AllStar to the rescue!
As I showed in part one, it’s possible to integrate inexpensive VoIP phones into an AllStar node. Once in place they behave pretty much like that little Baofeng and RF hot spot, but running over WiFi instead of the amateur bands. Adding a radio is simply a matter of configuring it in AllStar as another node/extension. Then all I have to do is dial the node, just like connecting to a repeater miles away. Audio is streamed from a sound card, just like normal, just basically going in the other direction.
But what about PTT? How do you key up the IC-9100 when you want to talk? There are a few ways, but I’d like to keep things simple without having to buy a bunch more hardware. I’m using the USB interface so that means CAT control, not GPIO. AllStar has a way to trigger shell scripts from a sequence of DTMF numbers, so I wrote a script that will put the radio in transmit using HAMLIB, using the same *99 TX and # RX setup that AllStar SIP already uses. Really simple.
Or at least it should be. Turned out to take a lot more trial and error than I anticipated, but isn’t that always the case? These days it’s still so much easier to hack away thanks to ChatGPT. I was able to describe what I wanted to do and it provided fairly complete config files for AllStar, stepped me though setting up a software SIP phone on the Raspberry Pi, and helped me troubleshoot the many problems I encountered. It didn’t do everything, but it does seem to be very well versed in Asterisk and VoIP systems. Here’s a very quick video demo of it working.
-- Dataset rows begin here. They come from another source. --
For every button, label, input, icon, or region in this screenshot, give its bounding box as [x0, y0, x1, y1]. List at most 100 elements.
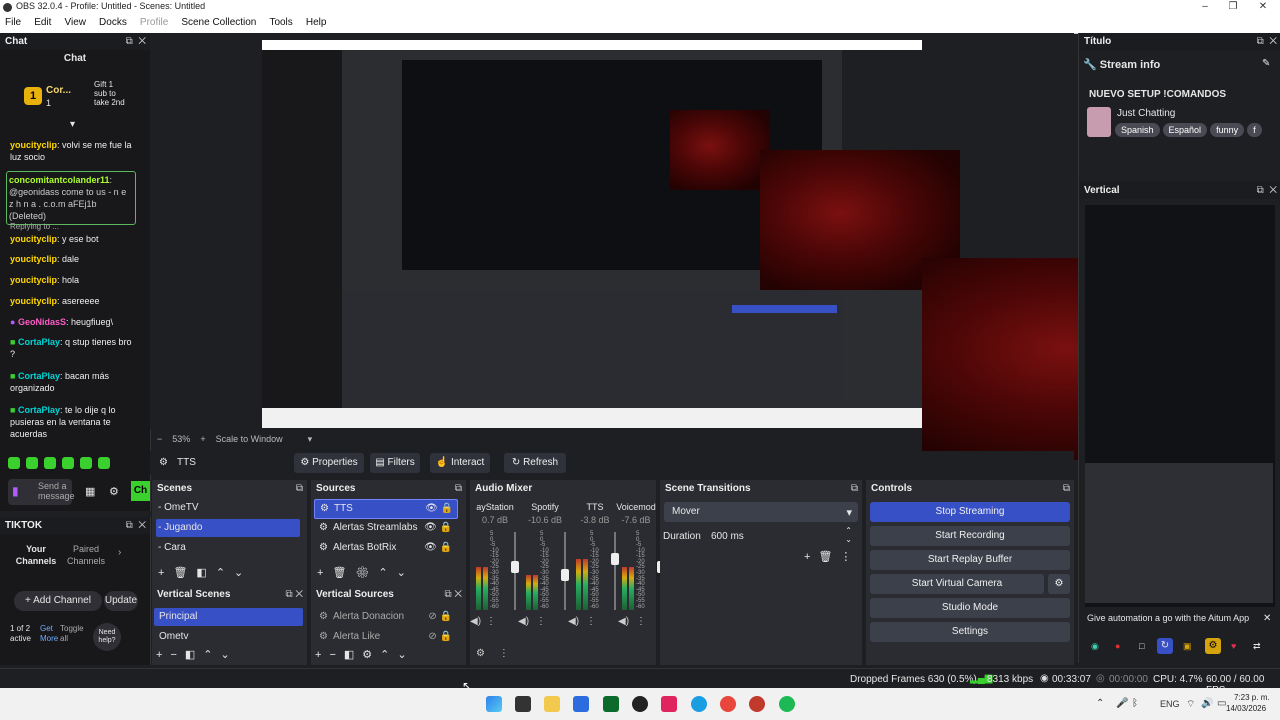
stop-streaming-button[interactable]: Stop Streaming: [870, 502, 1070, 522]
scene-item[interactable]: - OmeTV: [156, 499, 300, 517]
settings-gear-icon[interactable]: ⚙: [109, 485, 119, 498]
remove-icon[interactable]: −: [170, 649, 184, 661]
emote-icon[interactable]: [62, 457, 74, 469]
add-icon[interactable]: +: [804, 551, 818, 563]
menu-tools[interactable]: Tools: [264, 15, 297, 28]
transition-select[interactable]: Mover ▾: [664, 502, 858, 522]
get-more-link[interactable]: Get More: [40, 624, 62, 644]
float-icon[interactable]: ⧉: [126, 36, 133, 47]
tab-your-channels[interactable]: Your Channels: [14, 543, 58, 567]
app-icon[interactable]: [749, 696, 765, 712]
close-icon[interactable]: ✕: [1263, 613, 1271, 624]
menu-icon[interactable]: ⋮: [636, 616, 646, 627]
store-icon[interactable]: [573, 696, 589, 712]
tab-paired-channels[interactable]: Paired Channels: [64, 543, 108, 567]
move-down-icon[interactable]: ⌄: [234, 567, 252, 579]
filter-icon[interactable]: ◧: [196, 567, 215, 579]
move-down-icon[interactable]: ⌄: [397, 567, 415, 579]
start-replay-buffer-button[interactable]: Start Replay Buffer: [870, 550, 1070, 570]
task-view-icon[interactable]: [515, 696, 531, 712]
heart-icon[interactable]: ♥: [1231, 641, 1236, 651]
float-icon[interactable]: ⧉: [1257, 185, 1264, 196]
emote-icon[interactable]: [8, 457, 20, 469]
edit-pencil-icon[interactable]: ✎: [1262, 58, 1270, 69]
start-recording-button[interactable]: Start Recording: [870, 526, 1070, 546]
scale-mode-select[interactable]: Scale to Window: [216, 434, 283, 444]
menu-view[interactable]: View: [59, 15, 91, 28]
zoom-in-icon[interactable]: +: [200, 434, 205, 444]
bluetooth-icon[interactable]: ᛒ: [1132, 698, 1138, 709]
visibility-lock-icons[interactable]: 👁 🔒: [424, 519, 452, 537]
properties-button[interactable]: ⚙ Properties: [294, 453, 364, 473]
trash-icon[interactable]: 🗑: [332, 567, 355, 579]
volume-fader[interactable]: [614, 532, 616, 610]
windows-start-icon[interactable]: [486, 696, 502, 712]
gear-icon[interactable]: ⚙: [1205, 638, 1221, 654]
move-up-icon[interactable]: ⌃: [203, 649, 220, 661]
add-icon[interactable]: +: [315, 649, 329, 661]
start-virtual-camera-button[interactable]: Start Virtual Camera: [870, 574, 1044, 594]
edge-icon[interactable]: [691, 696, 707, 712]
remove-icon[interactable]: −: [329, 649, 343, 661]
need-help-button[interactable]: Need help?: [93, 623, 121, 651]
file-explorer-icon[interactable]: [544, 696, 560, 712]
close-dock-icon[interactable]: ✕: [138, 520, 146, 531]
studio-mode-button[interactable]: Studio Mode: [870, 598, 1070, 618]
float-icon[interactable]: ⧉: [1063, 480, 1070, 497]
close-dock-icon[interactable]: ✕: [1269, 36, 1277, 47]
visibility-lock-icons[interactable]: ⊘ 🔒: [428, 608, 452, 626]
visibility-lock-icons[interactable]: ⊘ 🔒: [428, 628, 452, 646]
vertical-source-item[interactable]: ⚙ Alerta Donacion ⊘ 🔒: [314, 608, 456, 626]
chevron-right-icon[interactable]: ›: [118, 547, 121, 558]
mute-icon[interactable]: ◀): [618, 616, 629, 627]
maximize-button[interactable]: ❐: [1218, 0, 1248, 15]
close-button[interactable]: ✕: [1248, 0, 1278, 15]
menu-help[interactable]: Help: [301, 15, 332, 28]
source-item[interactable]: ⚙ Alertas BotRix 👁 🔒: [314, 539, 456, 557]
link-icon[interactable]: ⇄: [1253, 641, 1261, 652]
gear-icon[interactable]: ⚙: [362, 649, 380, 661]
menu-scene-collection[interactable]: Scene Collection: [176, 15, 261, 28]
visibility-lock-icons[interactable]: 👁 🔒: [425, 500, 453, 518]
menu-icon[interactable]: ⋮: [486, 616, 496, 627]
sync-icon[interactable]: ↻: [1157, 638, 1173, 654]
square-icon[interactable]: □: [1139, 641, 1144, 651]
float-icon[interactable]: ⧉: [851, 480, 858, 497]
move-up-icon[interactable]: ⌃: [378, 567, 396, 579]
network-icon[interactable]: ⌔: [1186, 698, 1195, 711]
float-icon[interactable]: ⧉: [296, 480, 303, 497]
terminal-icon[interactable]: [603, 696, 619, 712]
menu-icon[interactable]: ⋮: [586, 616, 596, 627]
float-icon[interactable]: ⧉: [126, 520, 133, 531]
emote-icon[interactable]: [26, 457, 38, 469]
update-button[interactable]: Update: [104, 591, 138, 611]
mixer-settings-icon[interactable]: ⚙: [476, 648, 485, 659]
mic-tray-icon[interactable]: 🎤: [1116, 698, 1128, 709]
menu-docks[interactable]: Docks: [94, 15, 132, 28]
source-item[interactable]: ⚙ Alertas Streamlabs 👁 🔒: [314, 519, 456, 537]
chevron-up-icon[interactable]: ⌃: [1096, 698, 1104, 709]
emote-icon[interactable]: [98, 457, 110, 469]
float-icon[interactable]: ⧉ ✕: [285, 586, 303, 603]
vertical-scene-item[interactable]: Ometv: [154, 628, 303, 646]
trash-icon[interactable]: 🗑: [173, 567, 196, 579]
folder-icon[interactable]: ▣: [1183, 641, 1192, 652]
add-channel-button[interactable]: + Add Channel: [14, 591, 102, 611]
chevron-down-icon[interactable]: ▾: [70, 119, 75, 130]
float-icon[interactable]: ⧉ ✕: [444, 586, 462, 603]
emote-icon[interactable]: [44, 457, 56, 469]
virtual-camera-settings-gear-icon[interactable]: ⚙: [1048, 574, 1070, 594]
zoom-out-icon[interactable]: −: [157, 434, 162, 444]
language-indicator[interactable]: ENG: [1160, 699, 1180, 709]
spotify-icon[interactable]: [779, 696, 795, 712]
source-item-selected[interactable]: ⚙ TTS 👁 🔒: [314, 499, 458, 519]
chat-send-button[interactable]: Ch: [131, 481, 150, 501]
volume-fader-knob[interactable]: [511, 561, 519, 574]
volume-fader-knob[interactable]: [561, 568, 569, 581]
refresh-button[interactable]: ↻ Refresh: [504, 453, 566, 473]
menu-profile[interactable]: Profile: [135, 15, 173, 28]
chat-input[interactable]: ▮ Send a message: [8, 479, 75, 505]
clock-date[interactable]: 14/03/2026: [1226, 704, 1266, 713]
mute-icon[interactable]: ◀): [568, 616, 579, 627]
float-icon[interactable]: ⧉: [1257, 36, 1264, 47]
So now the wheels start to turn. I could put more radios on my network and just make them more extensions. Maybe even put that SDR dongle on my desk on the network and make lots of audio streams, just dial up the signal you want. Or add different data modems like DireWolf and VARA on their own extensions so they can connect up to different radios. Since the push-to-talk function uses a CAT command instead of a relay, it opens up possibilities for changing frequency, mode, etc with the keypad… which means I could create complicated sequences in the handset’s directory (for example, have an entry to “call up” the HF hurricane net on 14.325, or tune to the Colorado Connection memory channel). And the best thing is it makes it easy to carry a “radio” around with me that sounds good so I don’t have to sit at my desk all day.
Anyway, lots more to come with this.